President Obama's new goal of raising tax rates to nearly 40 percent would kill small businesses and force others to dump employees onto unemployment lines, warns a trade association that represents franchises like Chick-fil-A, Dunkin' Donuts, RE/MAX and McDonald's.
"Uncertainty by small business owners does not lend itself to job creation and future investment," warned the International Franchise Association, which is the nation's largest trade group for small franchise operators. "The majority of our members will not be able to create jobs until business conditions improve," the group said in a letter sent to the so-called Super Committee that's looking at ways to trim $1.5 trillion in spending and cut the deficit.
Since many franchise owners file as individuals or "S corporations," warns association President Steve Caldeira, they would get hit on one side with the elimination of corporate tax loopholes and on the other with a higher individual tax rate. Under the Obama plan, corporations would benefit from the loss of tax loopholes by paying a smaller tax, something that wouldn't be extended to individuals. Caldeira urged the panel to make an adjustment for little business owners.
"As the Special Committee debates comprehensive tax reform, it is essential that corporate tax revisions not be enacted that would impede or stifle small business growth, especially given that many of our country's small businesses file taxes as individuals," wrote Caldeira.
In his letter he also put the number of unemployed combined with those part-timers who have given up looking for work at 16.2 percent.

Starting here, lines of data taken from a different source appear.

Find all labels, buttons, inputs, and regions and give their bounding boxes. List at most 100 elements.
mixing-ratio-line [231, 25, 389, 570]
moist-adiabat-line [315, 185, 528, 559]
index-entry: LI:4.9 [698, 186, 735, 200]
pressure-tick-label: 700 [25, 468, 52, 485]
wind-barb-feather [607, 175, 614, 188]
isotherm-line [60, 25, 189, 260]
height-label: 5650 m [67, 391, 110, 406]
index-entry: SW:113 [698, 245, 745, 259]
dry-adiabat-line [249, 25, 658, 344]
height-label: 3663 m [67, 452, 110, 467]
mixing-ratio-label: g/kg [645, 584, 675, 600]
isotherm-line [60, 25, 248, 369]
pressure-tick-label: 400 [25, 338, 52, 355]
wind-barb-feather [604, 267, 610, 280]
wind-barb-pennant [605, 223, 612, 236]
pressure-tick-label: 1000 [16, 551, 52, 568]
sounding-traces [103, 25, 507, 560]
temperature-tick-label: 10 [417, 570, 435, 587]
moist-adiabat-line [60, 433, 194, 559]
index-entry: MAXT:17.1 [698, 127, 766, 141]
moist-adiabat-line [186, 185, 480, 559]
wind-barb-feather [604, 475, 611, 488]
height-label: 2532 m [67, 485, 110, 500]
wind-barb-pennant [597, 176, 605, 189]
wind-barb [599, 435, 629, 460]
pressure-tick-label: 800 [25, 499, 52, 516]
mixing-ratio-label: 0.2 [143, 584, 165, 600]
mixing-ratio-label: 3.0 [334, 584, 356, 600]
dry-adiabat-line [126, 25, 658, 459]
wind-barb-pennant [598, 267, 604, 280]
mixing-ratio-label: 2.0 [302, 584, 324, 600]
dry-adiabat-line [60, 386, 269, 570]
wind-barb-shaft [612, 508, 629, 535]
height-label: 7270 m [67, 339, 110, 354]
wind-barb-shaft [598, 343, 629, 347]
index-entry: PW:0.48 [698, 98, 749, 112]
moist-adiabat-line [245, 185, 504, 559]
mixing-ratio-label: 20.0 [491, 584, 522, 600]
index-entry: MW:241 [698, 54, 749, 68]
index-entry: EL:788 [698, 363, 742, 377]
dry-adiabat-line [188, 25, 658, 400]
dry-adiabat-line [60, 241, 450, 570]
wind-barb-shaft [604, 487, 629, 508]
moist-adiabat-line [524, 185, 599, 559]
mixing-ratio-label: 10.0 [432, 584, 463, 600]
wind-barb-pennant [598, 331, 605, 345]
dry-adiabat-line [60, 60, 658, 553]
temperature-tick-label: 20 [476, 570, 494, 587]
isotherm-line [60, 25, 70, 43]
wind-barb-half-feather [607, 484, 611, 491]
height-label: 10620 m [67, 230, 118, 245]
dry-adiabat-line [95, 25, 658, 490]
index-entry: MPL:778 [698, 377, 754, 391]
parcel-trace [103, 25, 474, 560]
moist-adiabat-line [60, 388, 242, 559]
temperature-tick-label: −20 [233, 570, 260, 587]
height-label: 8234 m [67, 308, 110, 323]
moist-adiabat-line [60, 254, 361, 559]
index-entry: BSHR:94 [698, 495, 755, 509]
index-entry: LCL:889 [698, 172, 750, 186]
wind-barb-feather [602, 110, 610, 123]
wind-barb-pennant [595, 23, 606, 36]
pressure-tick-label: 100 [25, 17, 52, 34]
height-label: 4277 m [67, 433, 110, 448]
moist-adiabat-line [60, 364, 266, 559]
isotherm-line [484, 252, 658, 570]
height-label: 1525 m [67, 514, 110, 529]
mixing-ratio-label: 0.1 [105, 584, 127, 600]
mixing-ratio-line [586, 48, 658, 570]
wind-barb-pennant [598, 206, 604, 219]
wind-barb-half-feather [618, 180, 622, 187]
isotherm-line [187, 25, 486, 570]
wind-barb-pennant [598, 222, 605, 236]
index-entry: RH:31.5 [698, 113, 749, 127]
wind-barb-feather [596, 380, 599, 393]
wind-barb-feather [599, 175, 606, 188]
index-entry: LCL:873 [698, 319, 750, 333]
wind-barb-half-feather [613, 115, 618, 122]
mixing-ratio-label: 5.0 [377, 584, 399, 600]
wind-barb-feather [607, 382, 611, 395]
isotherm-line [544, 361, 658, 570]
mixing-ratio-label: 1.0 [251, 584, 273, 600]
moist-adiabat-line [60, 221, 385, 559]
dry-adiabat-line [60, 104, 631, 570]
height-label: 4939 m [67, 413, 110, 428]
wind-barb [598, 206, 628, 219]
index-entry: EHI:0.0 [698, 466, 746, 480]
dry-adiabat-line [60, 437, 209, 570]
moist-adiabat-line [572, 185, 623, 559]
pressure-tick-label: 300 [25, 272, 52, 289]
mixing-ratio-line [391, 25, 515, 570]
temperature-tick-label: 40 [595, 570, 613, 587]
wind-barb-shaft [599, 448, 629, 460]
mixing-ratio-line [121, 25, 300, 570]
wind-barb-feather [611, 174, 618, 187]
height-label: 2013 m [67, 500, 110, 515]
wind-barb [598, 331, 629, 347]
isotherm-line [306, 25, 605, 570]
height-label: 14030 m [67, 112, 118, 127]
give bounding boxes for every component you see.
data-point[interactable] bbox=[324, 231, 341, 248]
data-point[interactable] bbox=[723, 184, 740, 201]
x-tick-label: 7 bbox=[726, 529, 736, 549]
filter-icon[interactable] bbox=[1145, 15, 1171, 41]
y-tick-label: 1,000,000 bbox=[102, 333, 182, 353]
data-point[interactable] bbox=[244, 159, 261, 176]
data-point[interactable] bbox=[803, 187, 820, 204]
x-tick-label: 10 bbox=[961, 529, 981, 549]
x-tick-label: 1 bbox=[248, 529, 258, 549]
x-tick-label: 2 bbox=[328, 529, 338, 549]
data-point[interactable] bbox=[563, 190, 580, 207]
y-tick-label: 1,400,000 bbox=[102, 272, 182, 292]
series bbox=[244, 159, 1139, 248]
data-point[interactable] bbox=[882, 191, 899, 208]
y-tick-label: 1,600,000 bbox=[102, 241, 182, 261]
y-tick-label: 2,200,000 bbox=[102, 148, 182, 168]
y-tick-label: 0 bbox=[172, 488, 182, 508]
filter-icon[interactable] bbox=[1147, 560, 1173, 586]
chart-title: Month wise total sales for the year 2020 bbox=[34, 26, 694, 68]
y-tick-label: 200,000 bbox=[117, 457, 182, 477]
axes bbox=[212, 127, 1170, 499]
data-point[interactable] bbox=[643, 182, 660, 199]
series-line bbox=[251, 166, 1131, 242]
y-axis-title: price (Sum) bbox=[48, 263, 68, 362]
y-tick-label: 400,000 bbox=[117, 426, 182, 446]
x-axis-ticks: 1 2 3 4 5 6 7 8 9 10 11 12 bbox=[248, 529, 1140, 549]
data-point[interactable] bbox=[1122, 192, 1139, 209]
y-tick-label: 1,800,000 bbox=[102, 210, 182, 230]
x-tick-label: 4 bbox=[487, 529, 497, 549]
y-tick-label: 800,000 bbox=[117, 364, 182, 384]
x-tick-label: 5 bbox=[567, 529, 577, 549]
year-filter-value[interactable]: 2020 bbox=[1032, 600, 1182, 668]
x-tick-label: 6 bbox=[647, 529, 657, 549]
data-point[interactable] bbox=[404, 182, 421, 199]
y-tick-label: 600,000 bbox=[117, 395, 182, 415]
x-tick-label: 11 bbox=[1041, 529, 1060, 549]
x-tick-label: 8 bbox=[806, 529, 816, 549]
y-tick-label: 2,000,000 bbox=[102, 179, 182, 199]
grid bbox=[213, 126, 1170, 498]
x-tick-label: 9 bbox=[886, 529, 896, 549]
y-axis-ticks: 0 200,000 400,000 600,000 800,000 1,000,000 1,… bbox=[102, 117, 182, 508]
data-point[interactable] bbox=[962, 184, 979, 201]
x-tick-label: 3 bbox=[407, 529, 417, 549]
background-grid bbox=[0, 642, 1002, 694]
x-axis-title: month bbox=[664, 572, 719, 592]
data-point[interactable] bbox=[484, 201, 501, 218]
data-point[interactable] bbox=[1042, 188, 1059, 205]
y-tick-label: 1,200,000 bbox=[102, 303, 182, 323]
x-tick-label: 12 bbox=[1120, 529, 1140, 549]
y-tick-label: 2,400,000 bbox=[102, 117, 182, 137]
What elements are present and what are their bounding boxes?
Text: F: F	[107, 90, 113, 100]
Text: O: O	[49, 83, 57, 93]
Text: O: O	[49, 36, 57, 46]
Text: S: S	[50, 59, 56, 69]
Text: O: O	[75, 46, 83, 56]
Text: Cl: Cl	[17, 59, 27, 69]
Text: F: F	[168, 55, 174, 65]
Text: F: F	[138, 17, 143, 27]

The key paragraph in his ominous letter details the hurt of higher taxes on small businesses. "One issue to be resolved is whether comprehensive reform will encompass both individuals and corporations. The administration has pushed for corporate reform, which will result in significant tax increases on IFA members, who file taxes at the individual rate. If most or all of the business deductions are eliminated in an effort to lower the overall corporate rate, it will leave all the so-called "pass-through" taxpayers (including S corporations and partnerships) exposed to significantly higher taxes without the benefit of a lower rate," said the letter. "In fact, many franchisees could find that their taxes will increase by losing these deductions. They also face the prospect of the higher tax rates after 2012 when individual tax rates could be as high as 39.6% and in 2013 when the 3.8 percent surtax on 'unearned' net investment income takes effect to help pay for Medicare."